Sidgwick exposed the case to his colleagues. Conan Doyle was immediately very interested and offered to take charge of it. Minutes later he left the office wearing the hunter’s hat and the characteristic cape of his literary character Sherlock Holmes (as he used to do occasionally depending on the case). And he went to the address left by the lady, ready to solve the mystery. He ordered that they show him the chair where the young girl had disappeared and, after examining it carefully, asked if it remained as she had left it. Upon receiving an affirmative answer, Doyle picked up from the cushions of the chair the book the girl had been reading. And, without further investigation, he requested permission to take the book, where he hoped to find the keys to the enigma.
The other members of the SPR began to worry when Conan Doyle did not show up at dinner time. He had spent the whole day locked in his office engaged in reading the book involved.

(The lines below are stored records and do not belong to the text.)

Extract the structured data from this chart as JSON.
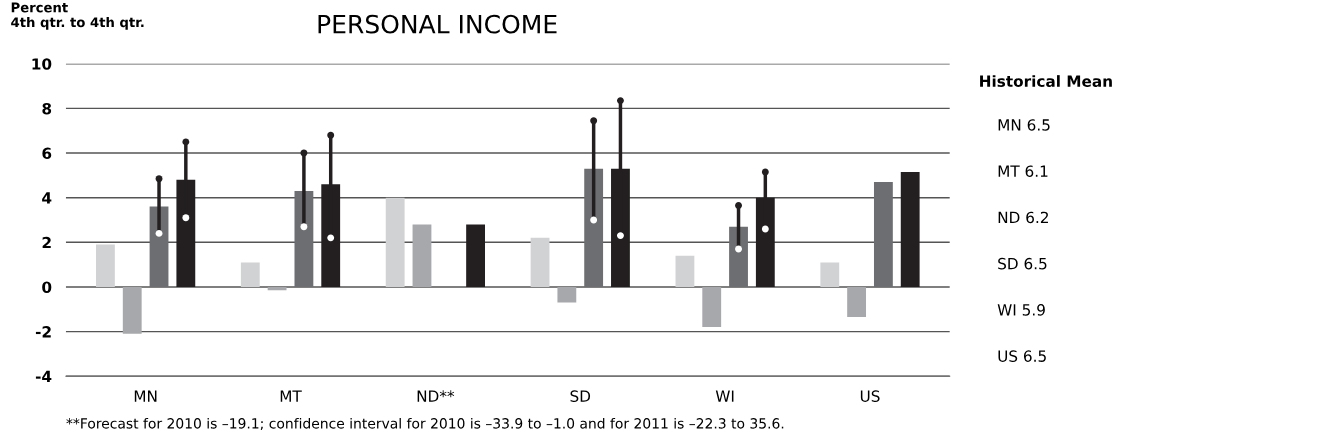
{
  "chart_data": [
    {
      "type": "bar",
      "title": "PERSONAL INCOME",
      "ylabel": "Percent\n4th qtr. to 4th qtr.",
      "categories": [
        "MN",
        "MT",
        "ND**",
        "SD",
        "WI",
        "US"
      ],
      "series": [
        {
          "color": "#d1d2d4",
          "values": [
            1.9,
            1.1,
            4.0,
            2.2,
            1.4,
            1.1
          ]
        },
        {
          "color": "#a7a8ab",
          "values": [
            -2.1,
            -0.15,
            2.8,
            -0.7,
            -1.8,
            -1.35
          ]
        },
        {
          "color": "#6d6e71",
          "values": [
            3.6,
            4.3,
            null,
            5.3,
            2.7,
            4.7
          ],
          "errors": [
            [
              2.4,
              4.85
            ],
            [
              2.7,
              6.0
            ],
            null,
            [
              3.0,
              7.45
            ],
            [
              1.7,
              3.65
            ],
            null
          ]
        },
        {
          "color": "#231f20",
          "values": [
            4.8,
            4.6,
            2.8,
            5.3,
            4.0,
            5.15
          ],
          "errors": [
            [
              3.1,
              6.5
            ],
            [
              2.2,
              6.8
            ],
            null,
            [
              2.3,
              8.35
            ],
            [
              2.6,
              5.15
            ],
            null
          ]
        }
      ],
      "ylim": [
        -4,
        10
      ],
      "yticks": [
        -4,
        -2,
        0,
        2,
        4,
        6,
        8,
        10
      ],
      "grid": "y",
      "marker": "circle",
      "annotations": [
        "**Forecast for 2010 is –19.1; confidence interval for 2010 is –33.9 to –1.0 and for 2011 is –22.3 to 35.6."
      ]
    },
    {
      "type": "other",
      "title": "Historical Mean",
      "annotations": [
        "MN 6.5",
        "MT 6.1",
        "ND 6.2",
        "SD 6.5",
        "WI 5.9",
        "US 6.5"
      ]
    }
  ]
}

Sidgwick and Crookes went up to his office and rapped on the door. “Go ahead!” Doyle’s voice was heard on the other side. His tone was euphoric and, indeed, they found him in a state of effervescence leafing through the book and noting in a notebook page numbers. With a glint of triumph in his eyes he explained that he had solved the enigma. With some impatience, they asked him what enigma he was referring to, whether Loch Ness, the Snowman or … (Doyle called all his cases that way). “To the enigma of the vanishing girl, of course”, he interrupted. And then Sidgwick and Crookes took a seat and attended stunned to the weirdest explanation they had ever heard in their lives. According to Doyle, the missing girl was inside the book. But not physically inside, he clarified: she had joined the convoluted plot that was developed in its pages. In the course of the explanation, the lower jaw of Sidgwick and Crookes was progressively separated from the upper one by the effect of stupor. Doyle went on to explain that he had identified the young woman as one of the characters in the novel, one Leslie Crawford, whose physical and psychological features coincided so closely with those of the missing girl that he had no doubt that it was the same person. In addition, Leslie burst into the novel when the plot was well advanced and its role in this plot was unclear: it seemed a completely superfluous character who simply passed by as if by chance but that acquired progressively more relevance, ending by relegating the true protagonists to the rank of mere bit players. At this point of Doyle’s explanation, the jaws of Sidgwick and Crookes had almost touched the ground. It was then that Gurney burst into the office to announce that a servant had brought them the happy news that the young girl who had allegedly evaporated had returned safely to her house. Apparently, she had pretended to be absorbed in reading so that her mother would leave her alone and in this way she could go out the window with the help of a rope in order to play truant with a group of girlfriends.